Gweldyr abrió un ojo, apenas una rendija, para mirar desafiante a su presuntuoso hermano. Pero resulta complicado desafiar a alguien mirando con un solo ojo, y Maelgwn, en lugar de ofenderse, se echó a reír.

—¡Te estás perdiendo un paisaje majestuoso, burra! Ven, asómate, no va a pasarte nada. Yo estoy aquí, padre está aquí y toda la guardia está aquí. Y aparte de nosotros no hay absolutamente nadie, puedes creerme.

Gweldyr estiró el cuello y paseó la vista por el exterior con ansiedad, aunque no se movió un ápice de su sitio. No iba a negar que su hermano tenía razón; a pesar del frío de los últimos días, el otoño no había hecho más que comenzar y los bosques que rodeaban Moridunum se habían teñido de rojo y ocre. Olía a hierba mojada y el rocío perlaba aún los matorrales que serpenteaban a lo largo del camino.

La muchacha se acomodó sobre uno de los bultos y esbozó una sonrisa. El carro traqueteaba sobre el empedrado de la antigua vía romana que conectaba Demetia con el norte. Más allá de alguna piedra levantada o de la maleza que se acumulaba en los laterales, la vía estaba en bastante buen estado y les ahorraría tiempo. Cuatro o cinco días yendo con los carros, a lo sumo. Lo más probable era que, de haber viajado sin ella, Ednyfed hubiera mandado atravesar las colinas por los pasos antiguos, pero había sido Maelgwn el que había insistido en tomar la ruta más rápida.
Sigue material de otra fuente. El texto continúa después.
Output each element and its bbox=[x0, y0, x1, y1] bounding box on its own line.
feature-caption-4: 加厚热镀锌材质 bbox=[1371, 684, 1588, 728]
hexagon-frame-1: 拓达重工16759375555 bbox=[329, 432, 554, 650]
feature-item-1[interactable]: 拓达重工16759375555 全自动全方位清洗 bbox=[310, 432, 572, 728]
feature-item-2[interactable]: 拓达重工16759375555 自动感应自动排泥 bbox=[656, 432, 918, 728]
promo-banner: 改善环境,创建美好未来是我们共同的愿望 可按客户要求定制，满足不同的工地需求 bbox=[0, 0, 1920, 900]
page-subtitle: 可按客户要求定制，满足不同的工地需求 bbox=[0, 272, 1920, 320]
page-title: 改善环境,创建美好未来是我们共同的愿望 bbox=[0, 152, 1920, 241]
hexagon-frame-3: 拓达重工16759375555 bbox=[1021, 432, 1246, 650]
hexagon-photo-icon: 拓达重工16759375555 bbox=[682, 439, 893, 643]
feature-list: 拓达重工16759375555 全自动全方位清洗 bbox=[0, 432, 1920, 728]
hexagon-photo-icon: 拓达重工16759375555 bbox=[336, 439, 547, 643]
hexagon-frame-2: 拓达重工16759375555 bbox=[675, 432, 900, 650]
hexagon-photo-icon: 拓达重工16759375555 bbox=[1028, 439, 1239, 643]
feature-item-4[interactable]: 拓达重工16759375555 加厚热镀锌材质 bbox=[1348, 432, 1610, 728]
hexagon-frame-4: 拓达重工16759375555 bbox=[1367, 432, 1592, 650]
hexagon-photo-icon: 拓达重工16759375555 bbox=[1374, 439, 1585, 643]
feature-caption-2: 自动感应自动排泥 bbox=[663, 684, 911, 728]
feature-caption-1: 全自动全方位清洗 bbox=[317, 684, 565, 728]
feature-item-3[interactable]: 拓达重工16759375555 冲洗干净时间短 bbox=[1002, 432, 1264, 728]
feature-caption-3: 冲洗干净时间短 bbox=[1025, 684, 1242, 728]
Gweldyr pensó que, a cambio del favor, bien podía dedicarle algo de atención, aunque le entraran temblores cada vez que el carro daba un brinco y la línea del horizonte le mostrara más cielo del que deseaba contemplar.

—No seas tan cobarde, Gweldyr —la regañó Maelgwn, sin perder la sonrisa.
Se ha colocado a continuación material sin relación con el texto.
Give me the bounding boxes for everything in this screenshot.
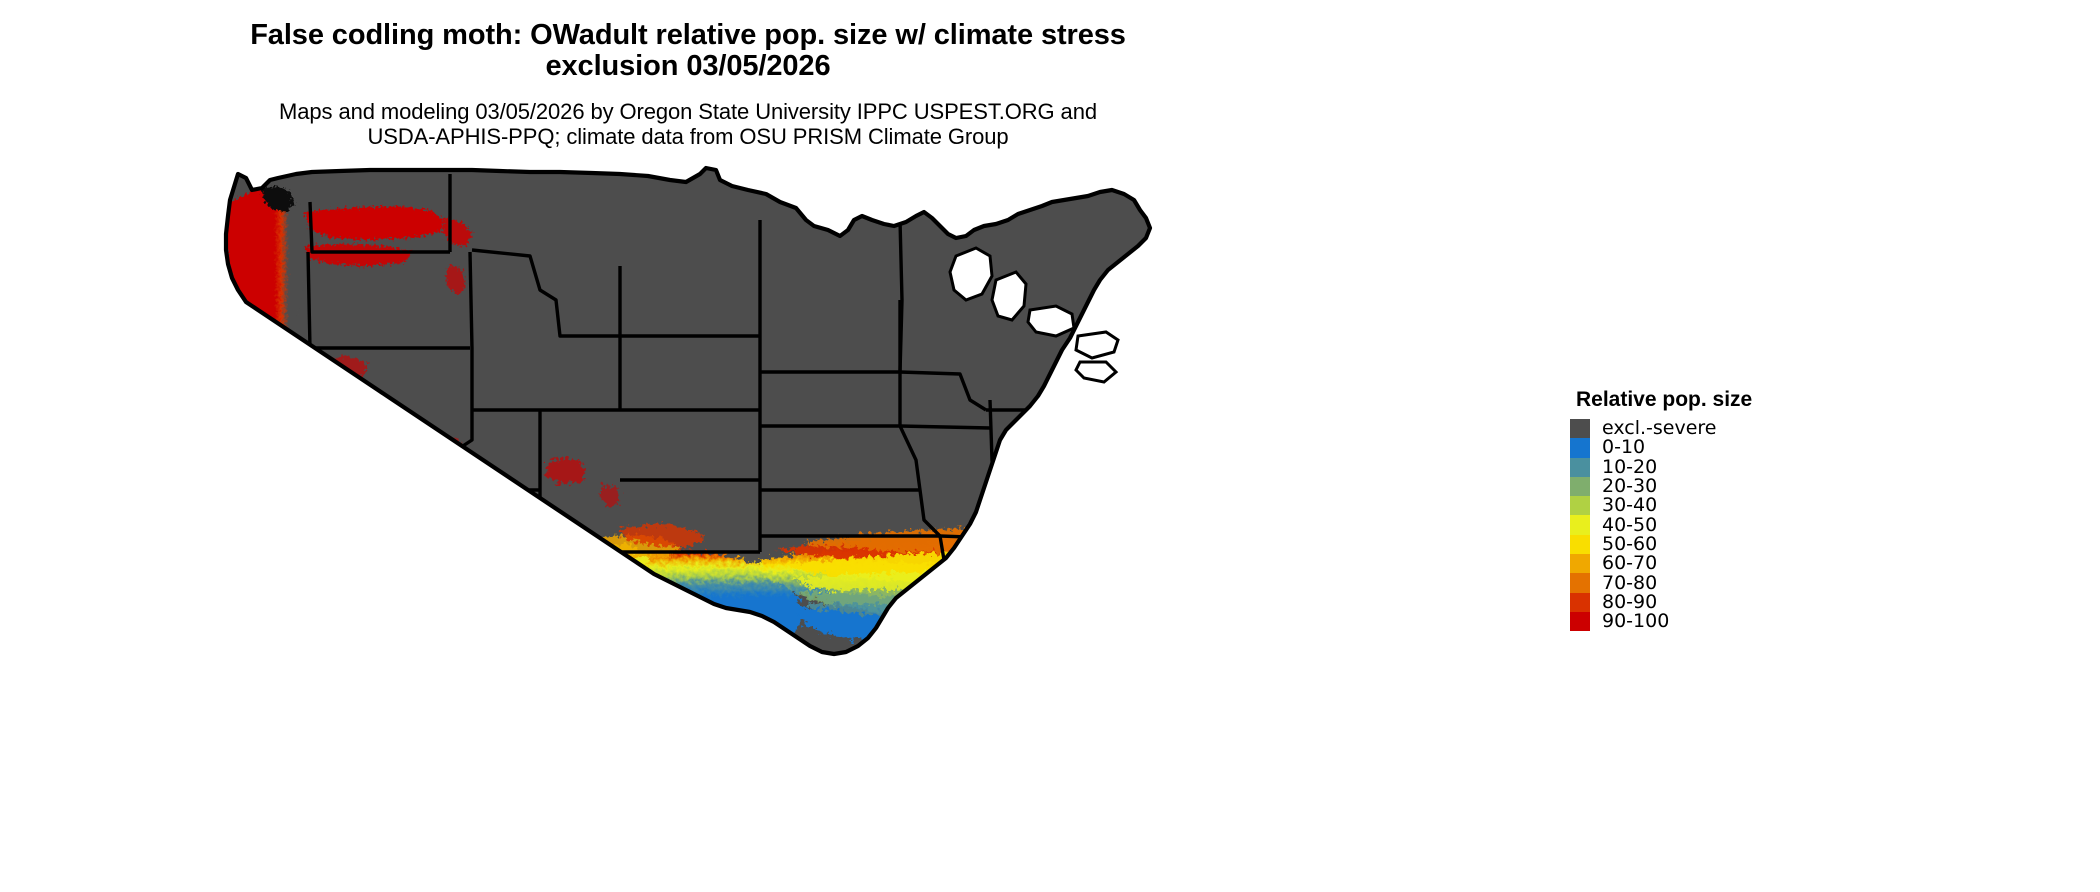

Ella le dirigió un mohín y él sonrió un poco más, hasta mostrar los dientes. Se colocó la mano haciendo visera sobre sus ojos castaños y miró hacia lo lejos, más allá de la vanguardia.

—Tardaremos un buen rato en detenernos. Padre quiere llegar hasta la aldea del jefe Cynon. —Gweldyr tragó saliva y él siguió hablando—: ¿No te apetece montar? Te vendrá bien para desentumecer el cuerpo.
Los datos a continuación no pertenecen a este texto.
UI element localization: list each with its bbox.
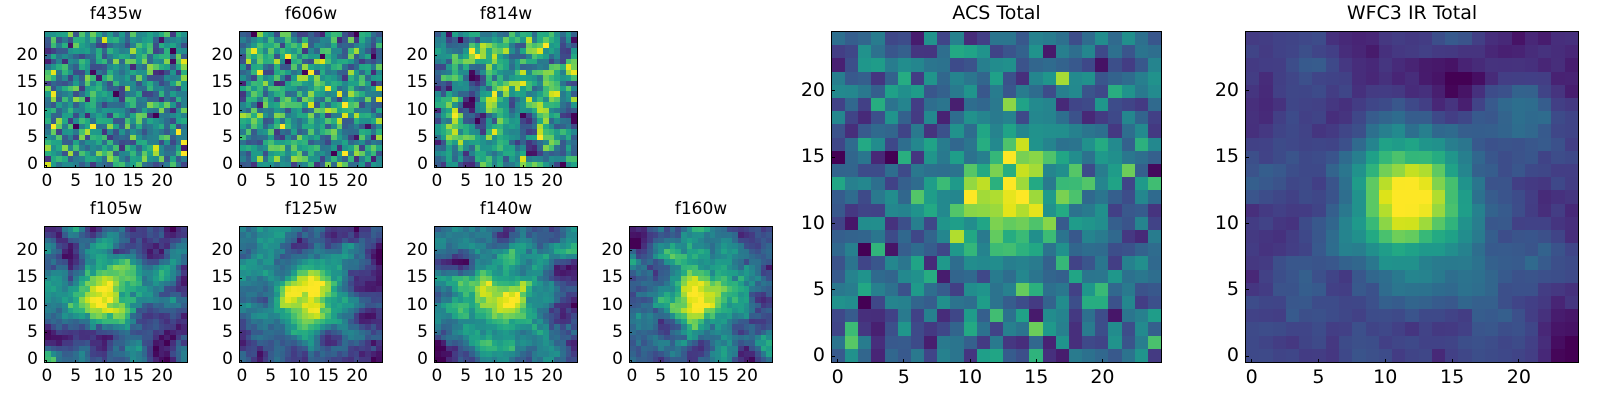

—Mi cuerpo se desentumecerá cuando oiga unas puertas cerrándose a mis espaldas. Hasta entonces, prefiero descansar aquí.

—¿Descansar, dices? ¿Acaso estás muy fatigada?

—Conversar contigo es muy fatigoso.

—Eso es porque siempre hablamos de muy pocas cosas. Si te decidieras a salir de tu escondite y cabalgaras a mi lado, encontraríamos algunas nuevas.

Gweldyr guardó un empecinado silencio.

—Vamos, Gwel. ¿No quieres que te cuente algo sobre el rey Pasgen? ¿O sobre Owain Labios Negros?